Para peneliti merilis publikasi hasil penelitian yang menyatakan dua spesies baru Tarsius di Sulawesi. Kedua spesies baru tersebut diberi nama Tarsius spectrumgurskyae dan Tarsius supriatnai.
Keduanya kini melengkapi 11 jenis tarsius di Sulawesi dan pulau-pulau kecil sekitarnya. Pemberian nama itu untuk menghormati dua ilmuwan yang telah berperan penting dalam upaya konservasi di Indanonesia.
Mereka adalah Dr. Sharon Gursky, seorang profesor antropologi di Universitas Texas A & M di Amerika Serikat, dan Dr. Jatna Supriatna, seorang profesor biologi di Universitas Indonesia.
Gursky telah mempelajari tarsius di wilayah konservasi Tangkoko, Bitung, Sulawesi Utara selama lebih dari 20 tahun dan menjadikannya sebagai pakar Tarsius di dunia. Sementara Supriatna adalah Guru Besar Biologi di Universitas Indonesia dan telah mensponsori banyak penelitian mengenai konservasi di Indonesia.
"Rilis kedua spesies baru tersebut dipublikasikan dalam artikel yang diterbitkan dalam Jurnal Primate Conservation pada 4 Mei tepat pada peringatan International Tarsier Day," ujar Myron Shekelle, Research Associate di Western Washington University’s Department of Anthropology yang menjadi penulis utama makalah tersebut, Sabtu (6/5/2017).
Shekelle telah melakukan banyak penelitian mengenai tarsius di Sulawesi. Dia telah menghabislan waktu lebih dari 20 tahun terakhir ini mempimpin sebuah tim peneliti, yang berafiliasi dengan Universitas Negeri Manado.
Penelitiannya telah menghasilkan kesimpulan bahwa tarsius di Sulawesi bukan hanya satu atau dua spesies seperti yang diketahui selama ini. Shekkele menggunakan perbedaan vokalisasi dan data genetika untuk menegaskan perbedaan dari kedua spesies tersebut.

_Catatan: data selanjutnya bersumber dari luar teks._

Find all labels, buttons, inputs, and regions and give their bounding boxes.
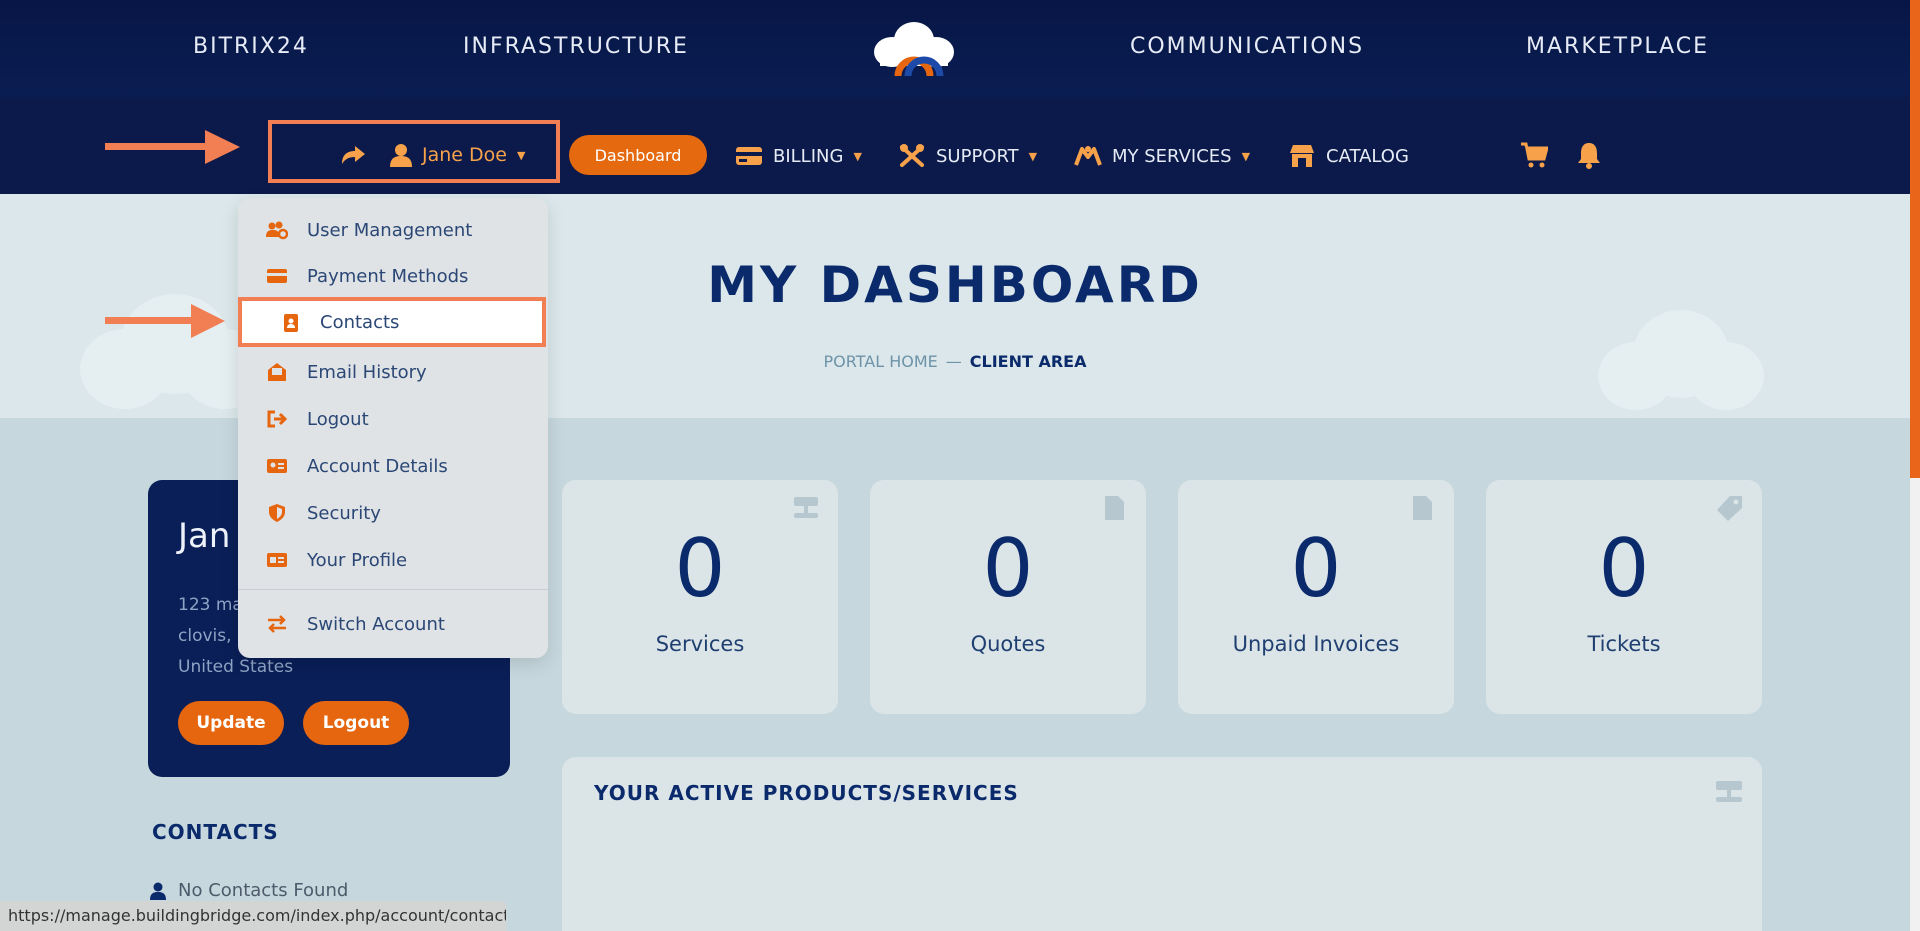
user-icon — [150, 882, 166, 900]
annotation-arrow-icon — [105, 304, 225, 338]
nav-my-services[interactable]: MY SERVICES ▼ — [1074, 141, 1250, 171]
menu-item-switch-account[interactable]: Switch Account — [238, 604, 548, 644]
credit-card-icon — [736, 147, 762, 165]
shield-icon — [269, 504, 285, 522]
menu-divider — [238, 589, 548, 590]
no-contacts-text: No Contacts Found — [178, 880, 349, 901]
dashboard-button[interactable]: Dashboard — [569, 135, 707, 175]
users-gear-icon — [266, 221, 288, 240]
annotation-arrow-icon — [105, 130, 240, 164]
update-button[interactable]: Update — [178, 701, 284, 745]
user-dropdown-menu: User Management Payment Methods Email Hi… — [238, 198, 548, 658]
nav-support-label: SUPPORT — [936, 145, 1019, 167]
sign-out-icon — [267, 410, 288, 428]
menu-item-account-details[interactable]: Account Details — [238, 446, 548, 486]
store-icon — [1290, 145, 1314, 167]
handshake-icon — [1074, 146, 1102, 166]
shopping-cart-icon[interactable] — [1520, 141, 1548, 169]
logout-button[interactable]: Logout — [303, 701, 409, 745]
stat-label: Quotes — [970, 632, 1046, 656]
menu-item-label: Logout — [307, 408, 369, 430]
scrollbar-thumb[interactable] — [1910, 0, 1920, 478]
menu-item-email-history[interactable]: Email History — [238, 352, 548, 392]
bell-icon[interactable] — [1576, 141, 1602, 169]
breadcrumb-portal-home[interactable]: PORTAL HOME — [824, 352, 938, 371]
stat-card-tickets[interactable]: 0 Tickets — [1486, 480, 1762, 714]
nav-catalog[interactable]: CATALOG — [1288, 141, 1409, 171]
nav-link-infrastructure[interactable]: INFRASTRUCTURE — [463, 34, 689, 59]
menu-item-security[interactable]: Security — [238, 493, 548, 533]
stat-value: 0 — [1598, 522, 1650, 615]
tools-icon — [900, 144, 924, 167]
no-contacts-message: No Contacts Found — [150, 880, 348, 901]
breadcrumb-separator: — — [945, 352, 962, 371]
nav-catalog-label: CATALOG — [1326, 145, 1409, 167]
cloud-logo[interactable] — [868, 18, 960, 78]
menu-item-label: Email History — [307, 361, 427, 383]
profile-card-icon — [267, 553, 287, 567]
menu-item-label: Contacts — [320, 312, 400, 333]
stat-card-unpaid-invoices[interactable]: 0 Unpaid Invoices — [1178, 480, 1454, 714]
nav-support[interactable]: SUPPORT ▼ — [898, 141, 1037, 171]
credit-card-icon — [267, 269, 287, 283]
menu-item-label: User Management — [307, 219, 473, 241]
profile-name: Jan — [178, 516, 231, 556]
top-navigation: BITRIX24 INFRASTRUCTURE COMMUNICATIONS M… — [0, 0, 1920, 97]
active-products-panel: YOUR ACTIVE PRODUCTS/SERVICES — [562, 757, 1762, 931]
tag-icon — [1717, 496, 1742, 521]
stat-label: Unpaid Invoices — [1232, 632, 1400, 656]
menu-item-payment-methods[interactable]: Payment Methods — [238, 256, 548, 296]
menu-item-user-management[interactable]: User Management — [238, 210, 548, 250]
menu-item-label: Your Profile — [307, 549, 408, 571]
menu-item-label: Switch Account — [307, 613, 445, 635]
nav-link-bitrix24[interactable]: BITRIX24 — [193, 34, 309, 59]
stat-card-services[interactable]: 0 Services — [562, 480, 838, 714]
active-products-title: YOUR ACTIVE PRODUCTS/SERVICES — [594, 781, 1019, 805]
document-icon — [1105, 496, 1124, 520]
chevron-down-icon: ▼ — [1241, 149, 1251, 163]
id-card-icon — [267, 459, 287, 473]
chevron-down-icon: ▼ — [853, 149, 862, 163]
server-icon — [1716, 781, 1742, 802]
stat-value: 0 — [1290, 522, 1342, 615]
stat-value: 0 — [982, 522, 1034, 615]
nav-my-services-label: MY SERVICES — [1112, 145, 1232, 167]
stat-label: Services — [655, 632, 745, 656]
document-icon — [1413, 496, 1432, 520]
address-book-icon — [284, 314, 298, 332]
breadcrumb-client-area: CLIENT AREA — [969, 352, 1087, 371]
menu-item-label: Account Details — [307, 455, 448, 477]
nav-billing-label: BILLING — [773, 145, 844, 167]
menu-item-contacts[interactable]: Contacts — [238, 297, 546, 347]
stat-card-quotes[interactable]: 0 Quotes — [870, 480, 1146, 714]
link-preview-status-bar: https://manage.buildingbridge.com/index.… — [0, 901, 506, 931]
nav-link-marketplace[interactable]: MARKETPLACE — [1526, 34, 1709, 59]
envelope-open-icon — [268, 363, 286, 381]
nav-link-communications[interactable]: COMMUNICATIONS — [1130, 34, 1364, 59]
server-icon — [794, 497, 818, 518]
menu-item-logout[interactable]: Logout — [238, 399, 548, 439]
menu-item-your-profile[interactable]: Your Profile — [238, 540, 548, 580]
stat-value: 0 — [674, 522, 726, 615]
chevron-down-icon: ▼ — [1028, 149, 1038, 163]
contacts-heading: CONTACTS — [152, 820, 279, 844]
menu-item-label: Security — [307, 502, 381, 524]
switch-arrows-icon — [268, 615, 286, 633]
nav-billing[interactable]: BILLING ▼ — [735, 141, 862, 171]
menu-item-label: Payment Methods — [307, 265, 469, 287]
stat-label: Tickets — [1587, 632, 1661, 656]
annotation-highlight-user-menu — [268, 120, 560, 183]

Sebagaimana banyak spesies nokturnal, tarsius terlihat sangat mirip satu dan lainnya. Dengan teknik yang dikembangkan sejak tahun 1990an, pengamatan bioakustik dengan mengumpulkan dan membandingkan data gentik telah berhasil mengindentifikasi jenis baru.
Habitat tarsius berada di hutan primer namun juga bisa ditemui di hutan sekunder, dengan populasi yang cukup melimpah. Namun ancaman terhadap populasinya bisa datang dari kerusakan hutan atau penggunaan petisida bagi pertanian.
Mahluk yang beraktivitas pada malam hari ini punya berat sekitar 120 gram saat dewasa. Tarsius dapat melompat dengan mudah dengan presisi yang tinggi untuk menangkap mangsanya.
Hewan yang hanya ditemukan di beberapa pulau di Asia Tenggara ini memangsa serangga dan kadal.
Tarsius memiliki mata yang relatif berukuran besar dari badannya sebagai pengembangan kemampuan menemukan makanan mereka di malam hari. Dengan mata yang berukuran sangat besar, tarsius harus memutar kepalanya hingga 180 derajat ke arah manapun untuk melihat mangsanya.
"Temuan ini diharapkan bisa membantu dalam pelestarian tarsius di kawasan kritis dimana mereka berada," ujar Shekelle.